Die Einzelformen lassen an Gefäße und an Möbeldesign denken, auch an Architektur. Als weiche Ovale oder kantige Gestelle, gezimmert in Sperrholz, wirken sie „wie Vorschläge, wie Schatten oder Pläne für ein Objekt“, wie Nahum Tevet sagt. Und sind diese Elemente nicht auch als Malerei zu verstehen? Tevet berichtet, dass er von einem Maler ausgebildet worden sei zu einer Zeit, als in Israel die Sperrholzplatte als Bildträger eine Alternative zur Leinwand war. Viele seiner Objekte nun sind einheitlich und dicht in einem Farbton überzogen. Dieser ist licht, zugleich pastellartig. Ein angenehm künstliches Volumen liegt auch dann vor, wenn Gestänge einen leeren Raum umschreiben. Das Ensemble greift dabei die Proportionen des Ausstellungsraumes auf, wobei es Platz zum Vorbei- und Durchlaufen lässt und auf ein Raster hin aufgebaut ist. Aber Tevet geht spielerisch mit jeder Systematik um, schon indem er einzelne Elemente an die Wand lehnt und das Raumgebilde als übergeordnete Form versteht.
„Several Things“ ist nicht Tevets einziger Beitrag im Kunstmuseum Bochum, und er stellt auch nicht alleine aus. Vielmehr ist dies eine Doppelausstellung mit Olaf Holzapfel (geb. 1969 in Görlitz), der hier noch Tevets Werke kommentiert, indem er als mögliche Referenz den israelischen Junkyard vorstellt. Dabei handelt es sich um eine Sonderform des Kindergartens innerhalb des Kibbuz. Im Junkyard spielen die Kinder mit ausrangierten Gegenständen. Sie ertasten den „Schrott“, bauen ihn auseinander und nehmen seine Substanz und Farbigkeit für sich wahr: Nahum Tevet, der 1946 im Kibbuz Mesilot bei Tel Aviv geboren wurde und seit seiner Teilnahme an der documenta 1987 auch hierzulande bekannt ist, hat einen solchen Kindergarten besucht.

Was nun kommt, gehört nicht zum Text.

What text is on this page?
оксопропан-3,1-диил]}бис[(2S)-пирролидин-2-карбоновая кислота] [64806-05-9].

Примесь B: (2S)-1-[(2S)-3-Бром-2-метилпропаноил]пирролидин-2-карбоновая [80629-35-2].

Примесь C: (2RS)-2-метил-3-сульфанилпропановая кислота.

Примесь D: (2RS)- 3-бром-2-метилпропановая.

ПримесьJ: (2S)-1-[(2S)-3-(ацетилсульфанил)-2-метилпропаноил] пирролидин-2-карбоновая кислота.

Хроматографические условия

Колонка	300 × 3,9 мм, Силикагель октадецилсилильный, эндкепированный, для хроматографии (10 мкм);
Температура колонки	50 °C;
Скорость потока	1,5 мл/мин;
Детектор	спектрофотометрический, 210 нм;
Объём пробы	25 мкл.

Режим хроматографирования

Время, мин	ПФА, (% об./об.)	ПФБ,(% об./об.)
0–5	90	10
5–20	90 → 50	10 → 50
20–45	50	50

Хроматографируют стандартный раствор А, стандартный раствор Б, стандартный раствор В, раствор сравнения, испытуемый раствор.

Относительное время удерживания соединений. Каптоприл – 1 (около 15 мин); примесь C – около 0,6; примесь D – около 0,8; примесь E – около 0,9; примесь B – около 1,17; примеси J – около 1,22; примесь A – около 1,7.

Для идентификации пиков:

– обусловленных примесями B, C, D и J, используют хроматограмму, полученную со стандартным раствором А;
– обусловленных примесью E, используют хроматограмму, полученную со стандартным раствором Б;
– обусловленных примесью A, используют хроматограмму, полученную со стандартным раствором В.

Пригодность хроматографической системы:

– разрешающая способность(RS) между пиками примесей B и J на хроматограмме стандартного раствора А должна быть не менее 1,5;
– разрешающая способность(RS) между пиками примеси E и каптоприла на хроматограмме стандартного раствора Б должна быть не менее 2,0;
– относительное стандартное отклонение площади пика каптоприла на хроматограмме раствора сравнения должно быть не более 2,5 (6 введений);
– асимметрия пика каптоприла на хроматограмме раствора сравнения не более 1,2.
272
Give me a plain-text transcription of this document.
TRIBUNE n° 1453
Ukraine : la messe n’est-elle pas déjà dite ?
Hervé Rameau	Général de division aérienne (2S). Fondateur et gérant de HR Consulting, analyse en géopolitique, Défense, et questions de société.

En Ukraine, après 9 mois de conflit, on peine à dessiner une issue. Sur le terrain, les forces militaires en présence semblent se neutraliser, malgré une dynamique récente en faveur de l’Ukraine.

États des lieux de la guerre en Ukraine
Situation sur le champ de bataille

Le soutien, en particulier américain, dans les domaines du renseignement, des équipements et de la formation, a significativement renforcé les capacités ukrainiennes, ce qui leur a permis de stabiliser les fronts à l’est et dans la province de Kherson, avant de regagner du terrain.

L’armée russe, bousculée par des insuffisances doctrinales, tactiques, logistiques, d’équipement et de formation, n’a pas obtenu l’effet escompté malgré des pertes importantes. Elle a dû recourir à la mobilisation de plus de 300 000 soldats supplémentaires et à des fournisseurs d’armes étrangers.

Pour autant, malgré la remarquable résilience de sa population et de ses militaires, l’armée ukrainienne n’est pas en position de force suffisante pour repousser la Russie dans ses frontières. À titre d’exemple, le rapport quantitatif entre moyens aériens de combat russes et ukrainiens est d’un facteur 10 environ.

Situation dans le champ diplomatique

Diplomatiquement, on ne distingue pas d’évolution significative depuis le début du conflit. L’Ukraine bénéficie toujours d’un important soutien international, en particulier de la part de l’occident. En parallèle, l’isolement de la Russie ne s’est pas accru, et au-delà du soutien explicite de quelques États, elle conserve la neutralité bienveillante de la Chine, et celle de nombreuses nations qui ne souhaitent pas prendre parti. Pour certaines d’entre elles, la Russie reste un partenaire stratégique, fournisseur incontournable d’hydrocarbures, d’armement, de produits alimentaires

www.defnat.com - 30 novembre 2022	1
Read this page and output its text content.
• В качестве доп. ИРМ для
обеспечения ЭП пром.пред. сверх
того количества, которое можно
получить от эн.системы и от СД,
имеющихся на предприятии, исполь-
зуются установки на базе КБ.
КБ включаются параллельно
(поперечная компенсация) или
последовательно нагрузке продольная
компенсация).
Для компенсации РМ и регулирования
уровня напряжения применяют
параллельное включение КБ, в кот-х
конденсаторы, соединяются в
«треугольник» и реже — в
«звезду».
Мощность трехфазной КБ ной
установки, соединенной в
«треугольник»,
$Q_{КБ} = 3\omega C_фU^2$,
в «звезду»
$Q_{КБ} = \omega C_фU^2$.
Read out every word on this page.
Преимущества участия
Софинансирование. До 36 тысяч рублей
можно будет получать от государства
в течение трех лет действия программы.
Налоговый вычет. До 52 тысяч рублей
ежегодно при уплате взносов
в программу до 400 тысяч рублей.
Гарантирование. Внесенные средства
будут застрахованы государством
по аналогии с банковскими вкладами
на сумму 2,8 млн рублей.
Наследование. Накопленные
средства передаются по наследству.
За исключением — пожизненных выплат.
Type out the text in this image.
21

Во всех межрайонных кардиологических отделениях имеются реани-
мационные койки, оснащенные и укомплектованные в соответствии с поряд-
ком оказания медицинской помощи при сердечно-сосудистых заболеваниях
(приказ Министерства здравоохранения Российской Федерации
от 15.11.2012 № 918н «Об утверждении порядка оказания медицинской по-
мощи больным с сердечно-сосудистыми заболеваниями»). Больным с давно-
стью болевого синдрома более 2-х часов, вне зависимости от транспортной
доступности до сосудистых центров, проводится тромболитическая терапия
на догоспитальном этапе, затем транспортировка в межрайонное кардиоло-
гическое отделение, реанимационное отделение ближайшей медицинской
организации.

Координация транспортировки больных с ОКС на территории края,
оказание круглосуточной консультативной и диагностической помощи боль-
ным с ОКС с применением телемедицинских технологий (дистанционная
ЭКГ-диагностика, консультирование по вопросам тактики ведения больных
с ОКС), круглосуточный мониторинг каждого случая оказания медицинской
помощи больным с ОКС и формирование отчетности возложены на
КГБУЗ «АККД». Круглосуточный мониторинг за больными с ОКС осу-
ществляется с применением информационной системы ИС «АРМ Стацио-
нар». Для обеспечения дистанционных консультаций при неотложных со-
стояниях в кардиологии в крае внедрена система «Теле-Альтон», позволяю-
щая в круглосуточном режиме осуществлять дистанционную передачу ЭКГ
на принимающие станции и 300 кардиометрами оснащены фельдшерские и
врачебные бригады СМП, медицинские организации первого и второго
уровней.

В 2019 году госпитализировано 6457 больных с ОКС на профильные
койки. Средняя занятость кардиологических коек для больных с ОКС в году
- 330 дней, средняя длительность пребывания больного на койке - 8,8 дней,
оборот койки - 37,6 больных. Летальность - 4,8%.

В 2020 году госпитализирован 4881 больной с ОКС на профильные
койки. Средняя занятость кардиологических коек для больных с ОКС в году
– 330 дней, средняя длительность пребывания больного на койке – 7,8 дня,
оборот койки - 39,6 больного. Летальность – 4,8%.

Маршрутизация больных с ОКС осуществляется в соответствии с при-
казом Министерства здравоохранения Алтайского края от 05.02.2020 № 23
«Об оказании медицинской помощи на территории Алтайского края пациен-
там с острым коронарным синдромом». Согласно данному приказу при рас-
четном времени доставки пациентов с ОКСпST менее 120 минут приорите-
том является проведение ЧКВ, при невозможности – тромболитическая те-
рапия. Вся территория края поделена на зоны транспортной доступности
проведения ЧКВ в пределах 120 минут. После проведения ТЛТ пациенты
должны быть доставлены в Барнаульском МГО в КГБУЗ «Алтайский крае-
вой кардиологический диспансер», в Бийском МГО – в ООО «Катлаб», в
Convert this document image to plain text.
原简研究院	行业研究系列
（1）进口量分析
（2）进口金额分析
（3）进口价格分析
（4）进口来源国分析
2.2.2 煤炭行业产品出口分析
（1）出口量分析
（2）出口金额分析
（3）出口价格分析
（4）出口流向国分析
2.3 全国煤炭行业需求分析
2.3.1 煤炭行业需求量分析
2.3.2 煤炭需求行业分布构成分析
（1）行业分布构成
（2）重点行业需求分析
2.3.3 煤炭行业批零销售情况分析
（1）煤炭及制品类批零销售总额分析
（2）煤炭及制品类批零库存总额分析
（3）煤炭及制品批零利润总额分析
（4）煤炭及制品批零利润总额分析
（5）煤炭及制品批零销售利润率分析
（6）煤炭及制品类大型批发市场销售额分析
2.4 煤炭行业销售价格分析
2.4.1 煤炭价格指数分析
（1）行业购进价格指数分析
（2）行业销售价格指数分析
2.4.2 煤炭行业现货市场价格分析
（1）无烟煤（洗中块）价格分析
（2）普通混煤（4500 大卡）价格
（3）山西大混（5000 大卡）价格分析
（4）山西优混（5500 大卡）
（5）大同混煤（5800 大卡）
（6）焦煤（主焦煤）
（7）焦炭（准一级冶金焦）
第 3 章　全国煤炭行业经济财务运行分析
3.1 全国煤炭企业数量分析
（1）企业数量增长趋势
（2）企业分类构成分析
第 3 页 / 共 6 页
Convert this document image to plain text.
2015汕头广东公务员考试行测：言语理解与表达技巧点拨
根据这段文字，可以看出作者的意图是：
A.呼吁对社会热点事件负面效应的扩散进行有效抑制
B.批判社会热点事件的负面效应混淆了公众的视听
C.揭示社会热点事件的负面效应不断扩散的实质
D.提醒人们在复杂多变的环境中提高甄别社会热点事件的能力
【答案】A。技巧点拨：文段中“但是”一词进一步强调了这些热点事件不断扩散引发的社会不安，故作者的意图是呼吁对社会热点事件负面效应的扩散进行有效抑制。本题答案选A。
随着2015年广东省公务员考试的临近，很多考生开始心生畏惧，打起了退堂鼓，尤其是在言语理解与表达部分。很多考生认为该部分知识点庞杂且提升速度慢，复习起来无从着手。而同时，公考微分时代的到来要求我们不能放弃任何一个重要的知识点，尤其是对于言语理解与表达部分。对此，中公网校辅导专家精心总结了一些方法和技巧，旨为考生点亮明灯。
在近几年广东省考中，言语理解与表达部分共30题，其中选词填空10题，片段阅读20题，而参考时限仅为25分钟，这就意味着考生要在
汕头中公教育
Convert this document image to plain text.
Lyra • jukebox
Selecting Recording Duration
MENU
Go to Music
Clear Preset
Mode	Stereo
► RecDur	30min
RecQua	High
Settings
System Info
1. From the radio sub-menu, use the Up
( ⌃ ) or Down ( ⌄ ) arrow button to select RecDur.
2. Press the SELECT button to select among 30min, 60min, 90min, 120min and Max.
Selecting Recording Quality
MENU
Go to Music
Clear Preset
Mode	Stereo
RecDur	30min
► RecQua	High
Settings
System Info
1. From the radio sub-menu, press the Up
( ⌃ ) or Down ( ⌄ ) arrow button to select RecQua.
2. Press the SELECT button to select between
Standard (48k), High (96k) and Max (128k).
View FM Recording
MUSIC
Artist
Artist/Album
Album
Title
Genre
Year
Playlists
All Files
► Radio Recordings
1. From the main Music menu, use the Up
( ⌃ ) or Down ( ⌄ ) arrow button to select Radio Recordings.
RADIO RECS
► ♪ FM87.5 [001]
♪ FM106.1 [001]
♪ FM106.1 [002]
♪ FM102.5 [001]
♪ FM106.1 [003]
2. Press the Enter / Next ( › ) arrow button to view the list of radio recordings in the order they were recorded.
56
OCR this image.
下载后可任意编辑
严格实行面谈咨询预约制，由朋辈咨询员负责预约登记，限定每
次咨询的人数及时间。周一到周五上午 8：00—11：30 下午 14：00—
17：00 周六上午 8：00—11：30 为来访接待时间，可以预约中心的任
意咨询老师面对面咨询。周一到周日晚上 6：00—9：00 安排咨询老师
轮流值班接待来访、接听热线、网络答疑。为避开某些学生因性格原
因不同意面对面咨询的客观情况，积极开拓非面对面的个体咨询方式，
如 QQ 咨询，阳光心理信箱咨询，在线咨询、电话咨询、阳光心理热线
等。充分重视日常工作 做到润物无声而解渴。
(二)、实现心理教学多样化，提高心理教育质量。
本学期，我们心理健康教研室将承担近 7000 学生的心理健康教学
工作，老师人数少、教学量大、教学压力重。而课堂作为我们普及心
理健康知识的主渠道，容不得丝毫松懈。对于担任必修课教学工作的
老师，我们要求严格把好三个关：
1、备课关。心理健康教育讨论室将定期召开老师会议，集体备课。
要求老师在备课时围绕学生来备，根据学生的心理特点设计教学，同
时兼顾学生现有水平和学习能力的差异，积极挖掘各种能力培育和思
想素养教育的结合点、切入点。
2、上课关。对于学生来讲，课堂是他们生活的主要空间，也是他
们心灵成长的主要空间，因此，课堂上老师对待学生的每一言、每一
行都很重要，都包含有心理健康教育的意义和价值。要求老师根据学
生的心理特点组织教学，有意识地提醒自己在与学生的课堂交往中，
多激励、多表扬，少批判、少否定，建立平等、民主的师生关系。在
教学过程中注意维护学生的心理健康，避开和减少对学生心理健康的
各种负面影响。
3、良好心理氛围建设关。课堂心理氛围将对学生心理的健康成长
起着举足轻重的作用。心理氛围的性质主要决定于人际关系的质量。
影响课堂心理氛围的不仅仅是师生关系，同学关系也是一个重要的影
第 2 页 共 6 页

Wie der Junkyard konkret „funktioniert“, zeigen in der Bochumer Ausstellung Olaf Holzapfels Film und Interview mit Malka Haas, der Gründerin dieses Kindergarten-Konzeptes. Derartige Recherchen aber bilden das Fundament seiner künstlerischen Arbeit überhaupt. Er betreibt an verschiedenen Schauplätzen auf der Welt Feldforschung, um spezifische Strukturen im öffentlichen Bereich freizulegen. Er nimmt Raster und lokale Farben als Ausgangspunkt seiner Werke. In ihnen reflektiert er – und das hat er mit Tevet gemeinsam – Design, Architektur, vielleicht auch Phänomene der Stadtplanung. Am eindrucksvollsten gelingt dies in der Ausstellung in den großformatigen Wandarbeiten zwischen Fotografie, Malerei und Skulptur, die ein flimmerndes Geschehen beschreiben: Ausgehend von einer teils homogenen, teils variierenden Struktur erheben sich Blättchen, die an Fassaden mit Lamellen erinnern. Ärgerlich wird es allerdings, wenn sich Holzapfel allzu stark mit Tevets Konzeption berührt. Seine eigene Bodenskulptur aus kippenden Flächen ist für sich ganz okay, an die Sensibilität und den Reichtum von Tevets Installation aber reicht sie nicht heran.Schade drum.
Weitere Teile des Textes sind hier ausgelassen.